Having been involved in a hydropathic establishment in Aberdeen --

there were 30 or more of them in Scotland in the mid nineteenth century

-- Dr Meikle came to Crieff looking for a site for a new one. Perhaps he

was attracted by talk of the town's water (''of sparkling purity,'' said

one contemporary account) or the idyllic view across Strathearn.

Whatever the reason, he raised the necessary money locally, work

commenced and the Strathearn Sanatorium Company and its principal asset,

the Hydropathic Establishment at Strathearn House, were born.

Dr Meikle ran the new Hydropathic as both manager and medical

superintendant for the first 25 years, when his son joined him to share

the burden. The founder eventually died in 1913. His older brother

William had died long before, in 1858. And William's widow had taken, as

a second husband, a Dr Leckie from Millport.

The present John Leckie, only the fourth managing director of Crieff

Hydro in its long history, is the great-grandson of that same Mrs

Leckie. And the Crieff Hydro chairman, George Donaldson -- best known

for his family's Tayside timber firm, which, in recent years, has

dominated the Scottish market for pre-formed timber roof trusses --

explains his family link thus: ''John's mother and my uncle's wife were

sisters.''

''To date the chief executive has never been a trained hotelier,''

says John Leckie with a quiet smile. ''They plucked me almost straight

from agricultural college when my father died.'' That was, as we've

already noted, 32 years ago, and John Leckie and his wife Janet have run

the place ever since.

He remembers his early days when the floors were covered in

unappealing green lino and the bedrooms had 40-watt bulbs. Not because

the place was penny-pinching. ''That was just the norm then,'' he says.

George Donaldson recalls his childhood visits to the place, going down

to the original 1905 bath hall (that original pool is still in use)

where an employee, at a given signal, would pull a lever allowing jets

of water to gush out ''straight from the hill''.

Crieff built the third hydro-electric scheme to be seen in Scotland,

harnessing the power of Loch Turret. It was still supplying power when

it was taken out of service, in 1968. The estate around the Hydro was

farmed until 10 years ago. There was a dairy farm, a piggery, and hen

houses. In its heyday Crieff also ran a small commercial laundry, which

washed hotel linen from as far away as Glencoe.

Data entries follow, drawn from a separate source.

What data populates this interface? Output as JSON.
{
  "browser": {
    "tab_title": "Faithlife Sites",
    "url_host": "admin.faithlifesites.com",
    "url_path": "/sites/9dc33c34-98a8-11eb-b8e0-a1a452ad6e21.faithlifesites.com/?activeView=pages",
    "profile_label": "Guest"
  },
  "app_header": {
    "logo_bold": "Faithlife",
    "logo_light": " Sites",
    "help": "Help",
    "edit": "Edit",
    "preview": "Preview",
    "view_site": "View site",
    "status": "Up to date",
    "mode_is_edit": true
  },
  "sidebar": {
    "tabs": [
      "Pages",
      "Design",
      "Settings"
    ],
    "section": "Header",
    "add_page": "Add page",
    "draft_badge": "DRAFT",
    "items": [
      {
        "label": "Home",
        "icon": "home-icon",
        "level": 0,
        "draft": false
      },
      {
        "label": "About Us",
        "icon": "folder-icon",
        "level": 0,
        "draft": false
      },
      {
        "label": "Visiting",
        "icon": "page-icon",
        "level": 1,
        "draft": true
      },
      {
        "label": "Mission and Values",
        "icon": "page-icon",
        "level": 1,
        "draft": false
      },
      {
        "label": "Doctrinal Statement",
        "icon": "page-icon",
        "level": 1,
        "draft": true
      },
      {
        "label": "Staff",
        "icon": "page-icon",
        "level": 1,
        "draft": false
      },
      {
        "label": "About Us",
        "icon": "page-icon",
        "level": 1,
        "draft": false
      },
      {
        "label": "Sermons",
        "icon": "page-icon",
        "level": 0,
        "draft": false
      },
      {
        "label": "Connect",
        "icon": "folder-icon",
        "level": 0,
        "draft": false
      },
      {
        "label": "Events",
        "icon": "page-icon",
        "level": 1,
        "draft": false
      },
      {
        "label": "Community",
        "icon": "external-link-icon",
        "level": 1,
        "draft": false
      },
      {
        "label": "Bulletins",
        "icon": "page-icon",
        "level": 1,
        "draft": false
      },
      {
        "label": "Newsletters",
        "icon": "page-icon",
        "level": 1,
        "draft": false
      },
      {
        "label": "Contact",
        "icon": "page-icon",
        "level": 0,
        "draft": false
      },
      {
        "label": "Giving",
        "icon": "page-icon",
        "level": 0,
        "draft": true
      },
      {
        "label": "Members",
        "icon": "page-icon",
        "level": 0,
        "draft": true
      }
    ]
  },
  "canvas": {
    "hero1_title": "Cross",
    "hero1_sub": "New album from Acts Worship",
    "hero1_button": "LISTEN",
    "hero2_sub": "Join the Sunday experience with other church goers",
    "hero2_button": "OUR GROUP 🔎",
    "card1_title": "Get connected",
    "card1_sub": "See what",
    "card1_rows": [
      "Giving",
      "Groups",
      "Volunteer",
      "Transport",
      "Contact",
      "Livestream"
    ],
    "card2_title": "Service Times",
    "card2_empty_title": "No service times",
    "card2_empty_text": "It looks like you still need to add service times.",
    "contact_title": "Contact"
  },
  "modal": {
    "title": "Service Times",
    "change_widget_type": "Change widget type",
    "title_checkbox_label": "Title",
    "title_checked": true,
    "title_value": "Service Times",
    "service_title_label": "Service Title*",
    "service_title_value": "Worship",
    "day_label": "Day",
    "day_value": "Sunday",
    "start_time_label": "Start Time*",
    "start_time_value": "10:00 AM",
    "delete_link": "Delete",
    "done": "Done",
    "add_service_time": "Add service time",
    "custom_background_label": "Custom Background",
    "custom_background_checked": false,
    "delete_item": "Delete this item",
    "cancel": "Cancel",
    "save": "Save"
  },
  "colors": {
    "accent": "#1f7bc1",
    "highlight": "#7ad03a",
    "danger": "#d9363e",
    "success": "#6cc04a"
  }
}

''It's sad that's all gone,'' says John Leckie. But he does admit that

the cult of the amateur, which has stood Crieff Hydro in good stead for

123 years, may need revising. ''Running a hotel nowadays is a much more

complex business than it was 30 years ago. You need better marketing,

better administration, better everything.''

John Leckie has one son working in the hotel business ''down south''

and another studying hotel management, so if the Crieff directors see

fit that the family tradition continues, control will eventually pass

into the hands of a trained professional.

That said, John Leckie perhaps overstates his own claim to amateur

status. He was certainly green when he was pitchforked into running the

place at the age of 24. But he has shown a shrewd awareness of where the

hotel business has been heading since. The moves into holiday chalets in

the 1970s and into the conference market now have been well timed. All

the developments are designed to offer guests the full range of

facilities they might expect elsewhere while retaining Crieff's unique

family atmosphere.

The most unlikely people have succumbed to its influence. There's a

story in the official history of Crieff Hydro about Davie Kirkwood MP,

one-time Red Clydesider, being taken there in 1917 by friends for a rest

when he had broken parole. ''The place was fu' o' ministers,'' he

reportedly said. ''And d'ye know this? They were playin' cards all

evenin'. I thought that was terrible. An' me a revolutionary.'' Clearly,

whoever you are, Crieff Hydro can get to you.